This paper presents the results of near-surface hydraulic fracturing experiments in a medium-grained gabbro that make use of different specimen sizes in order to observe the influence of rock heterogeneity and/or non-LEFM behavior on fracture propagation. A comparison of the results with laboratory experiments in brittle elastic materials shows that fracture paths in rock usually do not monotonically approach the free surface. Moreover, they exhibit a high degree of non-symmetry, in contrast to experiments in glass or PMMA. An attempt to correlate crack path variation among different sized specimens to a size dependent fracture toughness has been initially inconclusive due to the noise caused by these crack path complexities. Nonetheless, these results provide an initial demonstration of non-LEFM behavior in hydraulic fracturing with implications for ongoing experiments aimed at quantifying the size effect on rock fracture toughness.

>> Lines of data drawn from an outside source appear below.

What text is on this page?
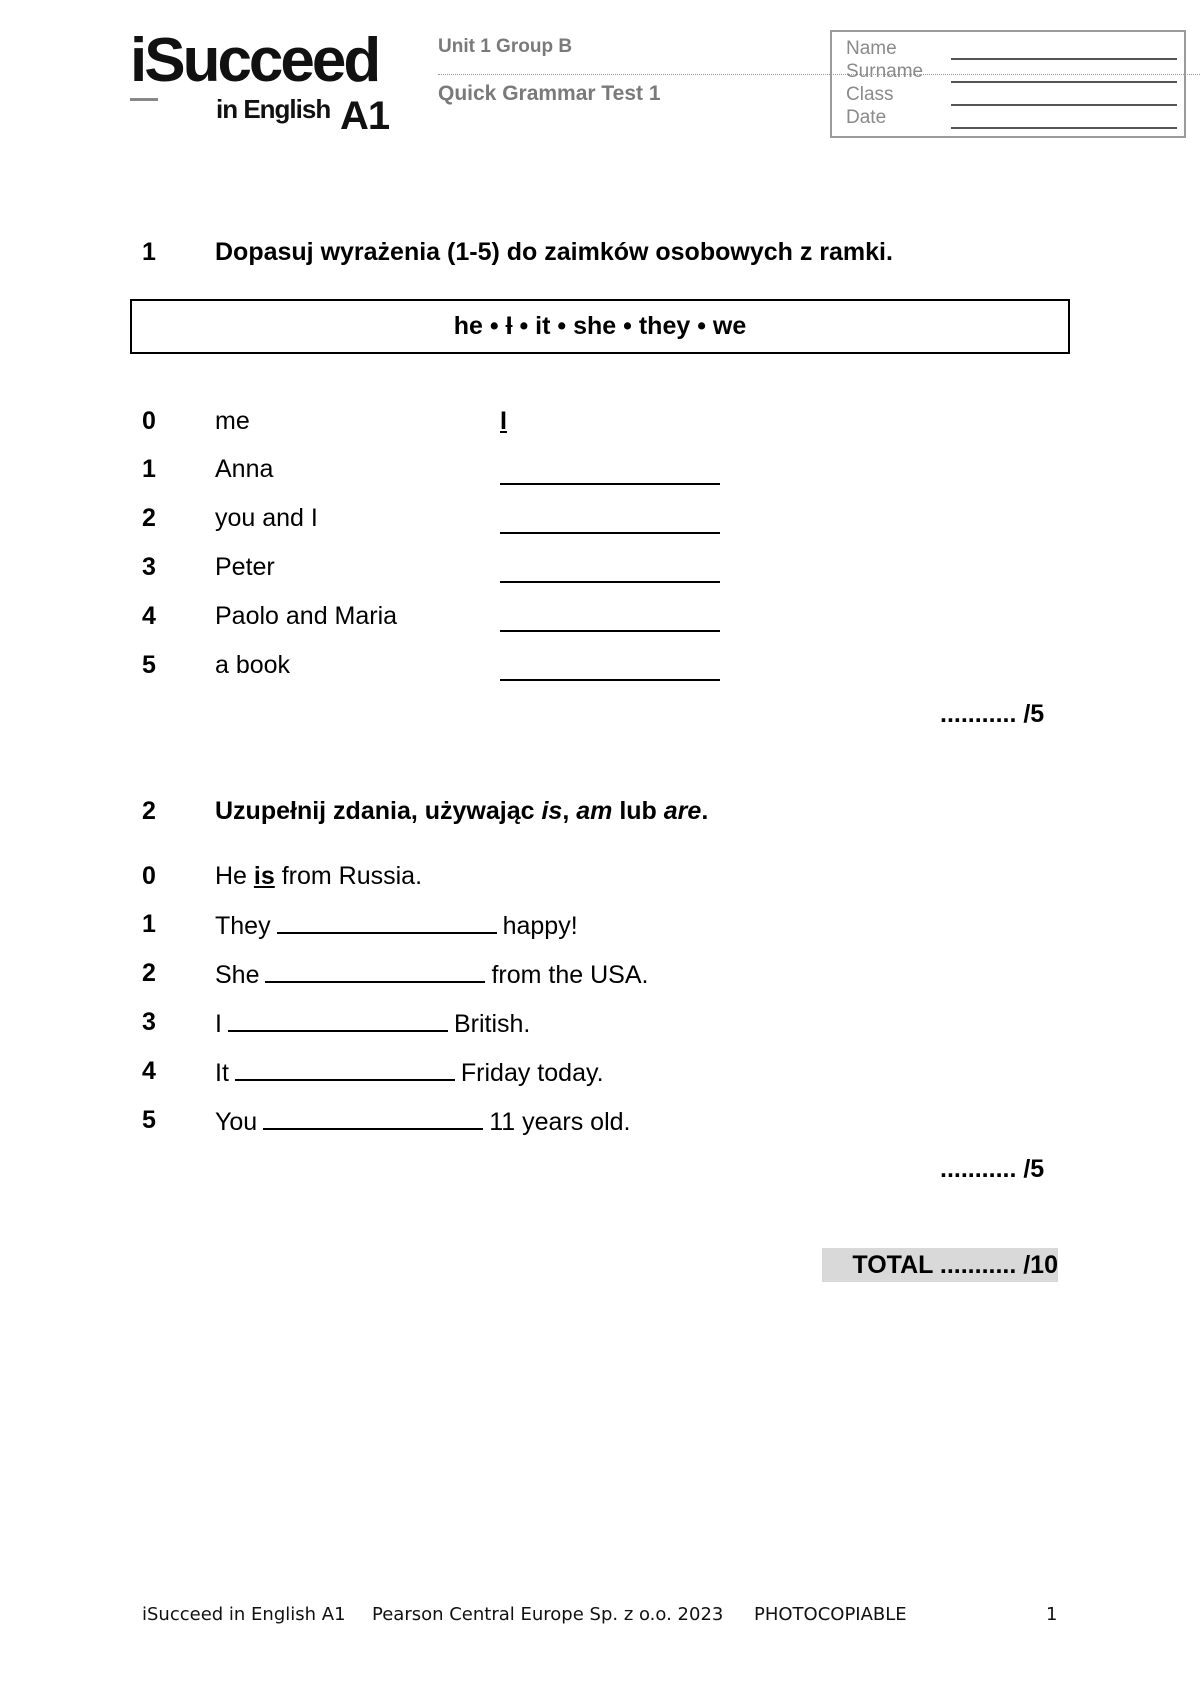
iSucceed
in English A1
Unit 1 Group B
Quick Grammar Test 1
Name
Surname
Class
Date
1 Dopasuj wyrażenia (1-5) do zaimków osobowych z ramki.
he • I • it • she • they • we
0 me	I
1 Anna
2 you and I
3 Peter
4 Paolo and Maria
5 a book
........... /5
2 Uzupełnij zdania, używając is, am lub are.
0 He is from Russia.
1 They	happy!
2 She	from the USA.
3 I	British.
4 It	Friday today.
5 You	11 years old.
........... /5
TOTAL ........... /10
iSucceed in English A1 Pearson Central Europe Sp. z o.o. 2023 PHOTOCOPIABLE	1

Laboratory tests indicate dependence of rock strength on specimen size. In particular, the nominal tensile stress associated with specimen failure decreases in an empirical power-law relationship to specimen size (e.g. [1]). This is usually explained by reasoning that tensile strength is not a true material property but depends on the specimen geometry and probable maximum flaw size that is subjected to tensile loading. Another manifestation of the size effect is expressed in the critical energy release rate associated with fracture extension — fracture energy, for short, which relates to the square of the fracture toughness — increasing usually in an empirical power-law relationship to specimen/notch/intact ligament/crack size (e.g. [2,3]). Although previous experimental works have indicated in most cases a power-law relationship at the laboratory scale ( <1 m), and have led to a number of theoretical recommendations regarding the treatment of fracture in heterogeneous materials (e.g. [4,5,6,2]), how these results and theories can be appropriately extended to larger scales remains fundamentally unclear. The overarching objective of this work is to develop a new method for estimating how the fracture toughness depends on the size of the fracture that is practically applicable at scales far exceeding laboratory limitations. It is based on hydraulically fracturing rocks at a shallow depth, that is, so that the radius of an initially horizontal, circular fracture attains a value that is several times greater than its initial depth. As these shallow hydraulic fractures grow, the asymmetry of the fracture opening induces curving of the fracture towards the surface so that the geometry resembles a concave-upward saucer. Previous research has shown that the saucer-shapes are, determined to leading order by a parameter that compares the in-situ compressive stress acting parallel to the free surface with a fracture toughness dependent estimate of the magnitude of the fracture-induced stress field [7,8,9]. Hence, these prior works show that the final saucershape relates directly to the fracture toughness of the material. Therefore, with knowledge of the in-situ stress field, one may in principle estimate the fracture toughness based on a posteriori measurements of the fracture shape and without requiring typically unreliable measurement or analysis of the internal loading.